Commonly referred to as “urgent care clinics,” the number of walk-in health care centers has blossomed from a few in the early 1980s to 12,700 nationwide today, says William Wenmark, president of the National Assoiation for Ambulatory Care, based in Minneapolis.

The growth of such clinics is a direct reflection of managed care’s entrance into the health care industry, Wenmark says.

Because most of the clinics accept cash and checks, as well as managed care plans and traditional fee for service payments, they are attractive to patients who aren’t covered by insurance plans, or whose plans won’t cover certain treatments, Wenmark says.

“Were seeing that portion of the practice growing,” Wenmark says. “That portion that pays with cash, check and credit cards are actually patients with [health maintenance organization] cards.
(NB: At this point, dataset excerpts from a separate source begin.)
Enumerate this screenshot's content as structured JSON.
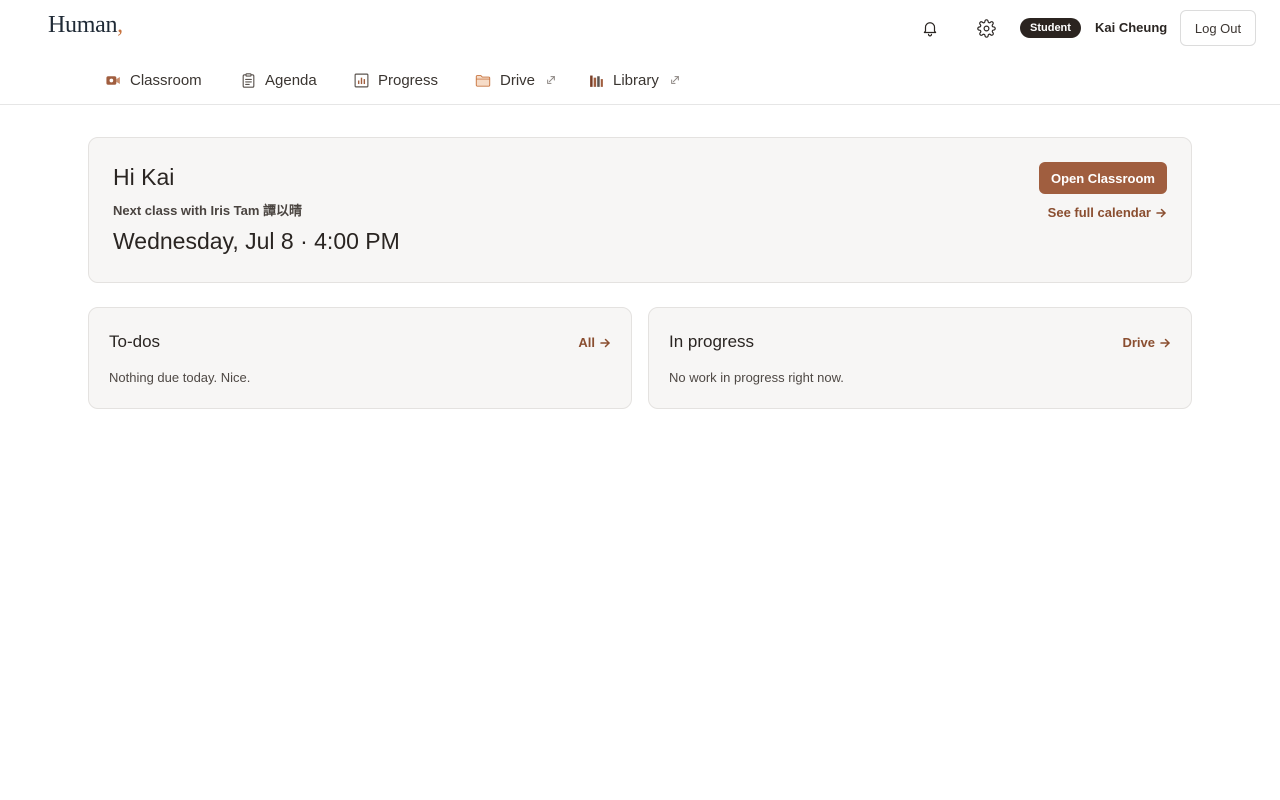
{
  "brand": {
    "name": "Human",
    "mark": ","
  },
  "header": {
    "role_badge": "Student",
    "user_name": "Kai Cheung",
    "logout_label": "Log Out"
  },
  "nav": {
    "items": [
      {
        "label": "Classroom",
        "icon": "video-camera-icon",
        "external": false
      },
      {
        "label": "Agenda",
        "icon": "clipboard-icon",
        "external": false
      },
      {
        "label": "Progress",
        "icon": "bar-chart-icon",
        "external": false
      },
      {
        "label": "Drive",
        "icon": "folder-icon",
        "external": true
      },
      {
        "label": "Library",
        "icon": "books-icon",
        "external": true
      }
    ]
  },
  "hero": {
    "greeting": "Hi Kai",
    "subtitle": "Next class with Iris Tam 譚以晴",
    "datetime": "Wednesday, Jul 8 · 4:00 PM",
    "primary_button": "Open Classroom",
    "calendar_link": "See full calendar"
  },
  "todos": {
    "title": "To-dos",
    "link": "All",
    "empty_text": "Nothing due today. Nice."
  },
  "in_progress": {
    "title": "In progress",
    "link": "Drive",
    "empty_text": "No work in progress right now."
  },
  "colors": {
    "accent": "#a05e3f",
    "link": "#8a4e30",
    "badge_bg": "#2b2420",
    "card_bg": "#f7f6f5"
  }
}
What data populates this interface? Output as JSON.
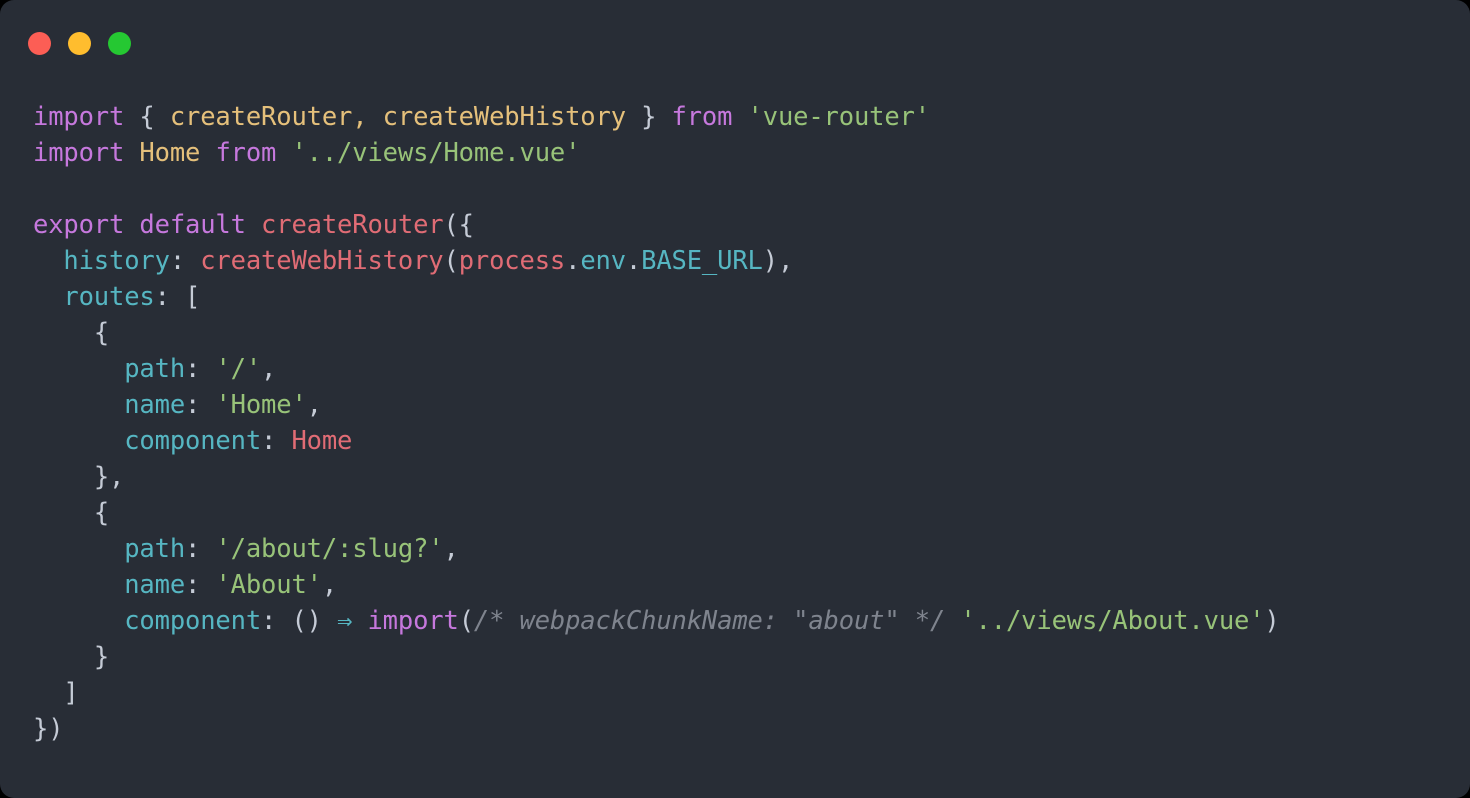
{
  "window": {
    "background_color": "#282d36",
    "corner_radius_px": 14,
    "controls": [
      {
        "name": "close",
        "color": "#fc5e55"
      },
      {
        "name": "minimize",
        "color": "#ffbd2e"
      },
      {
        "name": "maximize",
        "color": "#25c832"
      }
    ]
  },
  "theme": {
    "name": "one-dark",
    "colors": {
      "background": "#282d36",
      "foreground": "#c8cdd6",
      "keyword": "#c678dd",
      "identifier": "#e5c07b",
      "string": "#98c379",
      "punctuation": "#c5cbd6",
      "property": "#56b6c2",
      "function": "#e06c75",
      "variable": "#e06c75",
      "comment": "#7f848e",
      "arrow": "#56b6c2"
    }
  },
  "code": {
    "language": "javascript",
    "font_size_px": 25.5,
    "line_height_px": 36,
    "lines": [
      {
        "n": 1,
        "text": "import { createRouter, createWebHistory } from 'vue-router'",
        "tokens": [
          {
            "t": "import",
            "c": "tok-keyword"
          },
          {
            "t": " ",
            "c": "tok-plain"
          },
          {
            "t": "{",
            "c": "tok-punct"
          },
          {
            "t": " ",
            "c": "tok-plain"
          },
          {
            "t": "createRouter",
            "c": "tok-ident"
          },
          {
            "t": ",",
            "c": "tok-ident"
          },
          {
            "t": " ",
            "c": "tok-plain"
          },
          {
            "t": "createWebHistory",
            "c": "tok-ident"
          },
          {
            "t": " ",
            "c": "tok-plain"
          },
          {
            "t": "}",
            "c": "tok-punct"
          },
          {
            "t": " ",
            "c": "tok-plain"
          },
          {
            "t": "from",
            "c": "tok-keyword"
          },
          {
            "t": " ",
            "c": "tok-plain"
          },
          {
            "t": "'vue-router'",
            "c": "tok-string"
          }
        ]
      },
      {
        "n": 2,
        "text": "import Home from '../views/Home.vue'",
        "tokens": [
          {
            "t": "import",
            "c": "tok-keyword"
          },
          {
            "t": " ",
            "c": "tok-plain"
          },
          {
            "t": "Home",
            "c": "tok-ident"
          },
          {
            "t": " ",
            "c": "tok-plain"
          },
          {
            "t": "from",
            "c": "tok-keyword"
          },
          {
            "t": " ",
            "c": "tok-plain"
          },
          {
            "t": "'../views/Home.vue'",
            "c": "tok-string"
          }
        ]
      },
      {
        "n": 3,
        "text": "",
        "tokens": []
      },
      {
        "n": 4,
        "text": "export default createRouter({",
        "tokens": [
          {
            "t": "export",
            "c": "tok-keyword"
          },
          {
            "t": " ",
            "c": "tok-plain"
          },
          {
            "t": "default",
            "c": "tok-keyword"
          },
          {
            "t": " ",
            "c": "tok-plain"
          },
          {
            "t": "createRouter",
            "c": "tok-func"
          },
          {
            "t": "({",
            "c": "tok-punct"
          }
        ]
      },
      {
        "n": 5,
        "text": "  history: createWebHistory(process.env.BASE_URL),",
        "tokens": [
          {
            "t": "  ",
            "c": "tok-plain"
          },
          {
            "t": "history",
            "c": "tok-prop"
          },
          {
            "t": ":",
            "c": "tok-punct"
          },
          {
            "t": " ",
            "c": "tok-plain"
          },
          {
            "t": "createWebHistory",
            "c": "tok-func"
          },
          {
            "t": "(",
            "c": "tok-punct"
          },
          {
            "t": "process",
            "c": "tok-var"
          },
          {
            "t": ".",
            "c": "tok-punct"
          },
          {
            "t": "env",
            "c": "tok-prop"
          },
          {
            "t": ".",
            "c": "tok-punct"
          },
          {
            "t": "BASE_URL",
            "c": "tok-prop"
          },
          {
            "t": "),",
            "c": "tok-punct"
          }
        ]
      },
      {
        "n": 6,
        "text": "  routes: [",
        "tokens": [
          {
            "t": "  ",
            "c": "tok-plain"
          },
          {
            "t": "routes",
            "c": "tok-prop"
          },
          {
            "t": ":",
            "c": "tok-punct"
          },
          {
            "t": " ",
            "c": "tok-plain"
          },
          {
            "t": "[",
            "c": "tok-punct"
          }
        ]
      },
      {
        "n": 7,
        "text": "    {",
        "tokens": [
          {
            "t": "    ",
            "c": "tok-plain"
          },
          {
            "t": "{",
            "c": "tok-punct"
          }
        ]
      },
      {
        "n": 8,
        "text": "      path: '/',",
        "tokens": [
          {
            "t": "      ",
            "c": "tok-plain"
          },
          {
            "t": "path",
            "c": "tok-prop"
          },
          {
            "t": ":",
            "c": "tok-punct"
          },
          {
            "t": " ",
            "c": "tok-plain"
          },
          {
            "t": "'/'",
            "c": "tok-string"
          },
          {
            "t": ",",
            "c": "tok-punct"
          }
        ]
      },
      {
        "n": 9,
        "text": "      name: 'Home',",
        "tokens": [
          {
            "t": "      ",
            "c": "tok-plain"
          },
          {
            "t": "name",
            "c": "tok-prop"
          },
          {
            "t": ":",
            "c": "tok-punct"
          },
          {
            "t": " ",
            "c": "tok-plain"
          },
          {
            "t": "'Home'",
            "c": "tok-string"
          },
          {
            "t": ",",
            "c": "tok-punct"
          }
        ]
      },
      {
        "n": 10,
        "text": "      component: Home",
        "tokens": [
          {
            "t": "      ",
            "c": "tok-plain"
          },
          {
            "t": "component",
            "c": "tok-prop"
          },
          {
            "t": ":",
            "c": "tok-punct"
          },
          {
            "t": " ",
            "c": "tok-plain"
          },
          {
            "t": "Home",
            "c": "tok-var"
          }
        ]
      },
      {
        "n": 11,
        "text": "    },",
        "tokens": [
          {
            "t": "    ",
            "c": "tok-plain"
          },
          {
            "t": "},",
            "c": "tok-punct"
          }
        ]
      },
      {
        "n": 12,
        "text": "    {",
        "tokens": [
          {
            "t": "    ",
            "c": "tok-plain"
          },
          {
            "t": "{",
            "c": "tok-punct"
          }
        ]
      },
      {
        "n": 13,
        "text": "      path: '/about/:slug?',",
        "tokens": [
          {
            "t": "      ",
            "c": "tok-plain"
          },
          {
            "t": "path",
            "c": "tok-prop"
          },
          {
            "t": ":",
            "c": "tok-punct"
          },
          {
            "t": " ",
            "c": "tok-plain"
          },
          {
            "t": "'/about/:slug?'",
            "c": "tok-string"
          },
          {
            "t": ",",
            "c": "tok-punct"
          }
        ]
      },
      {
        "n": 14,
        "text": "      name: 'About',",
        "tokens": [
          {
            "t": "      ",
            "c": "tok-plain"
          },
          {
            "t": "name",
            "c": "tok-prop"
          },
          {
            "t": ":",
            "c": "tok-punct"
          },
          {
            "t": " ",
            "c": "tok-plain"
          },
          {
            "t": "'About'",
            "c": "tok-string"
          },
          {
            "t": ",",
            "c": "tok-punct"
          }
        ]
      },
      {
        "n": 15,
        "text": "      component: () ⇒ import(/* webpackChunkName: \"about\" */ '../views/About.vue')",
        "tokens": [
          {
            "t": "      ",
            "c": "tok-plain"
          },
          {
            "t": "component",
            "c": "tok-prop"
          },
          {
            "t": ":",
            "c": "tok-punct"
          },
          {
            "t": " ",
            "c": "tok-plain"
          },
          {
            "t": "()",
            "c": "tok-punct"
          },
          {
            "t": " ",
            "c": "tok-plain"
          },
          {
            "t": "⇒",
            "c": "tok-arrow"
          },
          {
            "t": " ",
            "c": "tok-plain"
          },
          {
            "t": "import",
            "c": "tok-keyword"
          },
          {
            "t": "(",
            "c": "tok-punct"
          },
          {
            "t": "/* webpackChunkName: \"about\" */",
            "c": "tok-comment"
          },
          {
            "t": " ",
            "c": "tok-plain"
          },
          {
            "t": "'../views/About.vue'",
            "c": "tok-string"
          },
          {
            "t": ")",
            "c": "tok-punct"
          }
        ]
      },
      {
        "n": 16,
        "text": "    }",
        "tokens": [
          {
            "t": "    ",
            "c": "tok-plain"
          },
          {
            "t": "}",
            "c": "tok-punct"
          }
        ]
      },
      {
        "n": 17,
        "text": "  ]",
        "tokens": [
          {
            "t": "  ",
            "c": "tok-plain"
          },
          {
            "t": "]",
            "c": "tok-punct"
          }
        ]
      },
      {
        "n": 18,
        "text": "})",
        "tokens": [
          {
            "t": "})",
            "c": "tok-punct"
          }
        ]
      }
    ]
  }
}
They can see us for $32 and pay it out of their own pocket.

“In ambulatory care, were affordable,” he says.

The clinics are an evolution of traditional health care, where patients make appointments to see physicians between 8 a.m. and 5 p.m., Wenmark says.

“That more traditional practice of medicine is important but limited,” he says. “We’re the modern version of the old country physician. We can take care of your flu, bump or bruise, or your lacerations after 5 p.m.”

 

From the January 26-Feb. 1, 1996, Austin Business Journal.